Question

Kevin and Austin are trying to get into an upstairs window. They lean a 15 ft. ladder against the wall. But, the ladder is slipping so that its base moves away from the wall at a rate of 3 ft/sec. How fast is the angle formed by the ladder and the ground decreasing when the ladder's base is 9 ft. from the wall?

Answer 1

To find the rate at which the angle formed by the ladder and the ground is decreasing, we can use similar triangles. Let x be the distance of the base of the ladder from the wall. We are given that dx/dt = -3 ft/sec. Let θ be the angle formed by the ladder and the ground. Using the properties of similar triangles, we can differentiate to find dθ/dt.

Step-by-step explanation:

To find the rate at which the angle formed by the ladder and the ground is decreasing, we can use similar triangles.
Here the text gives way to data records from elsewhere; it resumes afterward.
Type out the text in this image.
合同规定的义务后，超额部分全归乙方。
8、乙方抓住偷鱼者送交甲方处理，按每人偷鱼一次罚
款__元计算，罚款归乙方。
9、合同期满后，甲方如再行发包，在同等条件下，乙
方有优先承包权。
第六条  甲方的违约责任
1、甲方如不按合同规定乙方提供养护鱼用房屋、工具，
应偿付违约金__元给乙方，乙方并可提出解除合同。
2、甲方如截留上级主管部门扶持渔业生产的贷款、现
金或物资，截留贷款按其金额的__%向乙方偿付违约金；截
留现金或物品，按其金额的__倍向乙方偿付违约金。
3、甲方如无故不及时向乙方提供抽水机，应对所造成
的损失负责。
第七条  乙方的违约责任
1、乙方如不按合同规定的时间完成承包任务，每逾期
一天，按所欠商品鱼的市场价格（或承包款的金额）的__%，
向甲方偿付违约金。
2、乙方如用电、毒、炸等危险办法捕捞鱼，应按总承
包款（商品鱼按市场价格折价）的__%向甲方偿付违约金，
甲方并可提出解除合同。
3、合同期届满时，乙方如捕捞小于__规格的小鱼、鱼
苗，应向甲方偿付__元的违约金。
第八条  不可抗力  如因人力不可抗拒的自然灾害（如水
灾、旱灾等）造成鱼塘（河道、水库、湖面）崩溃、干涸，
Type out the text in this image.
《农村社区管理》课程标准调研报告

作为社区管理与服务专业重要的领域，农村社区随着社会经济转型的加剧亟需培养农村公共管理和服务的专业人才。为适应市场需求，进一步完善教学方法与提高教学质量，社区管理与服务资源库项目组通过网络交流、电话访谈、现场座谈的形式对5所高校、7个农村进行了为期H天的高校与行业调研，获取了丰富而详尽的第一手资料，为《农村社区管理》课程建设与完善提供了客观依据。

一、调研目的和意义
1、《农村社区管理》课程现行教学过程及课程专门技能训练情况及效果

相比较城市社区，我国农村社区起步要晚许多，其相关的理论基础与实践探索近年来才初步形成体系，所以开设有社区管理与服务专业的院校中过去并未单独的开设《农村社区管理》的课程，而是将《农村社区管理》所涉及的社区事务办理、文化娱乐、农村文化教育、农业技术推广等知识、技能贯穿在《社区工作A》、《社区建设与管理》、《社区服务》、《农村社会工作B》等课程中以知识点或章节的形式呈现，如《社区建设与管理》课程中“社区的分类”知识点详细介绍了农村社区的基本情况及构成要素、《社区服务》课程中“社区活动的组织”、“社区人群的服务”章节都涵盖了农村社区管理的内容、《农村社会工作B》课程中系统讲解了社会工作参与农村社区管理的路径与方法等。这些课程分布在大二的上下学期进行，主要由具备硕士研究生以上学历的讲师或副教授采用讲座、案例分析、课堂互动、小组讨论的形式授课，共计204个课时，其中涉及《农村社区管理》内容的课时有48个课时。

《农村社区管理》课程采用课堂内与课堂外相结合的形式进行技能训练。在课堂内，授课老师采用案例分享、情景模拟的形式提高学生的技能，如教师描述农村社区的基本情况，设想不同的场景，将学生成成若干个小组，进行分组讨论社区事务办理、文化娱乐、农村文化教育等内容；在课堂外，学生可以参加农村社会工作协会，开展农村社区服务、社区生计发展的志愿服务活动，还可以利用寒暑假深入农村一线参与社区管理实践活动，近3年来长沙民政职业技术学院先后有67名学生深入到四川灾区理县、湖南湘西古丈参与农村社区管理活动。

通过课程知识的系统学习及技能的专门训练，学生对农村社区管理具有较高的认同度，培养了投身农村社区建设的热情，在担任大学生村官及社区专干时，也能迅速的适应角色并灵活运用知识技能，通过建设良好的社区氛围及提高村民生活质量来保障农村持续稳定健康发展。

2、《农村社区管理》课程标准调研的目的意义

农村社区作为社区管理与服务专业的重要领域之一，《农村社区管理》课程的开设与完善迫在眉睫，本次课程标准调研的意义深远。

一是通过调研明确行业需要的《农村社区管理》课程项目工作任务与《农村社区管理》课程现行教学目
Let x be the distance of the base of the ladder from the wall. We are given that dx/dt = -3 ft/sec. Let θ be the angle formed by the ladder and the ground. Using the properties of similar triangles, we have tan(θ) = (15 ft - x) / x. Differentiating both sides of this equation with respect to time, we get sec^2(θ) * dθ/dt = (x * -1 - (15 ft - x)) / x^2 * dx/dt. Plugging in the given values dx/dt = -3 ft/sec and x = 9 ft, we can solve for dθ/dt, which represents the rate at which the angle is decreasing.